Divergent growth patterns. Relative distribution of ink spots on young leaves (left) and at maturity (right). Leaf lengths are indicated. Red arrows denote the same spot at young and mature stages. (Reprinted from Das Gupta and Nath [2015], Figure 1.)
The authors then explored the molecular underpinnings of these divergent leaf growth polarities. Opposite to the patterns in basipetal growth, leaves with acropetal growth had greater cell proliferation (i.e., mitotic activity) near the tip and a gradient of maturation toward the base. Importantly, Das Gupta and Nath demonstrated that the miR396-GRF regulatory module is associated with the different growth patterns in leaves. In this highly conserved module, miR396 activity delimits the accumulation of GRF gene products, which generally promote cell proliferation. Das Gupta and Nath found that miR396 accumulation patterns were consistent with the patterns of cell proliferation and maturation underlying the different growth patterns. As reported previously, in leaves with basipetal growth, miR396 accumulation is higher near the tip and lower near the base; accordingly, accumulation of target GRF transcripts is greater in the base. Conversely, Das Gupta and Nath found that the leaves with acropetal growth had more miR396 in the base (and less GRF2 transcript accumulation) than in the tip. Furthermore, the levels of miR396 (and GRF2) were uniform throughout isometric leaves. Thus, the accumulation patterns of miR396 appear pivotal in establishing the ultimate leaf growth patterns.

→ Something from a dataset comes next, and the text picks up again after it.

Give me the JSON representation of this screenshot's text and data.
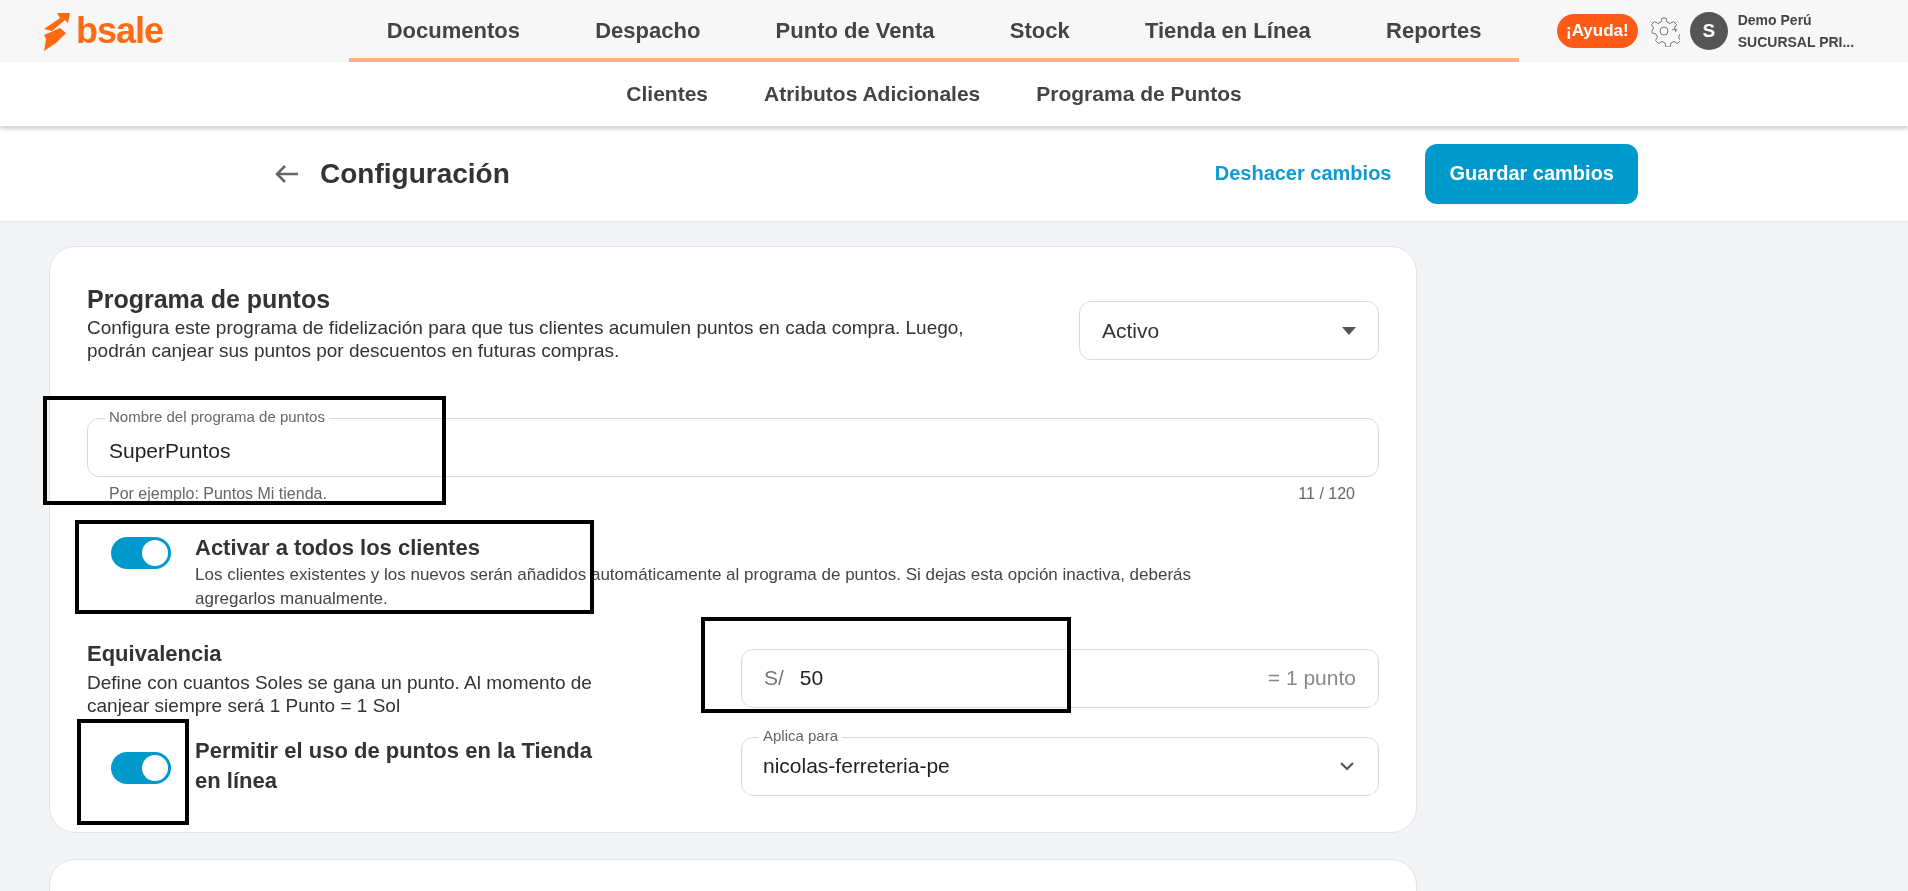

Together, this nice work from Das Gupta and Nath highlights the need to expand our models of how leaves grow, as even leaves of similar shape had different growth patterns. It points to the importance of changes in miR396 expression in the evolution of leaf growth and establishes this as a good model system for understanding the evolution of changes in the regulation of cellular proliferation and maturation.